Since the 1970s, String Theory has been fiddled with and tooled around as a means of unifying all fundamental forces and all forms of matter. There’s always been a problem bringing together the calculations of how our world operates on a large scale and of what gravity can affect, and the small quantum world of calculations where things begin to get weird and nearly unpredictable when dealing with small particles like atoms and electrons. The two world’s seem incompatible. The main problem has always been figuring out how gravity fits in to both worlds.
Well, in 1997, theoretical physicist Juan Maldacena proposed a model where the mathematical world of String Theory operated as a hologram and the larger world of the cosmos operated on more of a flatter realm where there is no gravity.
This proposed model is exciting to some physicists because it allows them to translate data from the larger world of Einstein’s general and special relativity to the smaller quantum world of calculations, and vice versa. It was a way of solving the inconsistencies between the two areas of physics. However, the actual proof has always been elusive.

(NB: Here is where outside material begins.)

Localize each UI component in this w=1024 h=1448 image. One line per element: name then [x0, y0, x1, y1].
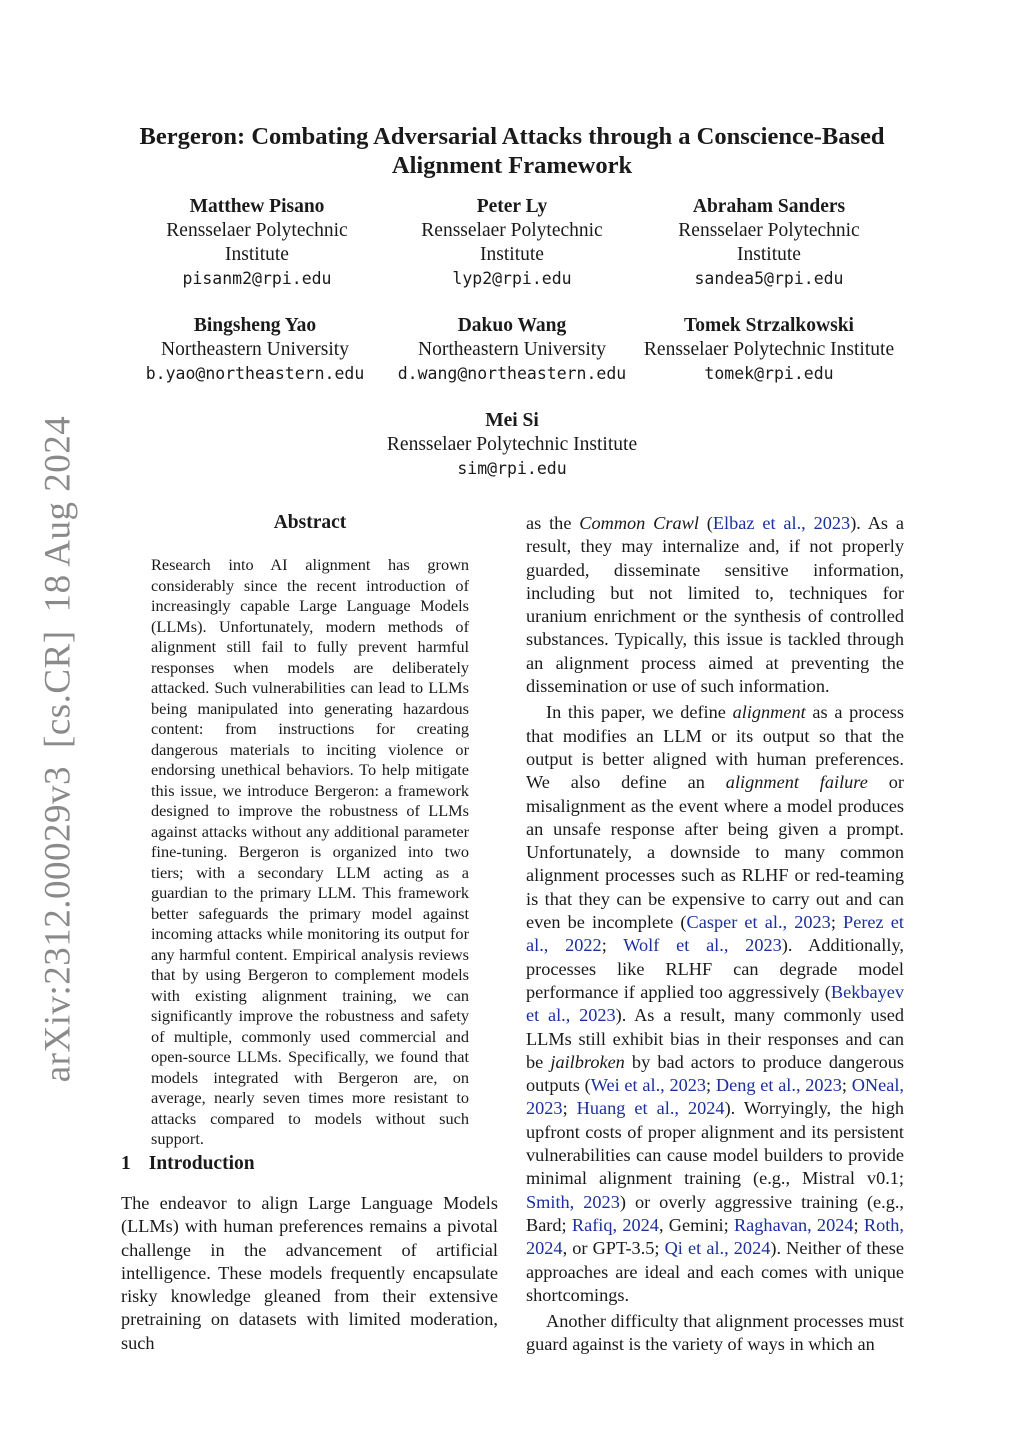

Maldacena’s model proposes that gravity arises from very small vibrating objects called “strings.” These strings have 9 dimensions of space and one dimension of time. The number of dimensions in string theory has been toyed with over the years. Some theoretical physicists have subtracted dimensions to work with their calculations, others have added dimensions. All in an effort to explain how the world that works on a large scale can translate to what happens in the world that is seen in the very small and infinitesimal scale. It’s like a detective hunt for an explanation when the clues reside in a world too small to be seen by a magnifying glass.
Well, recently, Yoshifumi Hyakutake of Ibaraki University in Japan have posted two papers on the arXiv repository that provides compelling evidence that Maldacena’s proposal may have some merit.
In the first paper, computations were made of the internal energy of a black hole, the position of its event horizon (the black hole’s boundary), its entropy properties based on string theory, and its affects on virtual particles. In the other paper, Hyakutake and his collaborators calculate the internal energy of the corresponding lower-dimensional properties without gravity.
The two calculations matched up.
“They have numerically confirmed, perhaps for the first time, something we were fairly sure had to be true, but was still a conjecture — namely that the thermodynamics of certain black holes can be reproduced from a lower-dimensional universe,” says Leonard Susskind, a theoretical physicist at Stanford University in California, also among the first theoreticians to explore the idea of a holographic universe.
Maldacena notes that neither of the model universes studied by the Japanese team resemble our own. The cosmos with the black hole has 10 dimensions and 8 of those dimensions form a sphere. The lower dimensional world has only one dimension and contains all the quantum particles attached to each other.
That being said, it’s numerical proof that one day our Universe of large gravitational properties can be described in the quantum theory.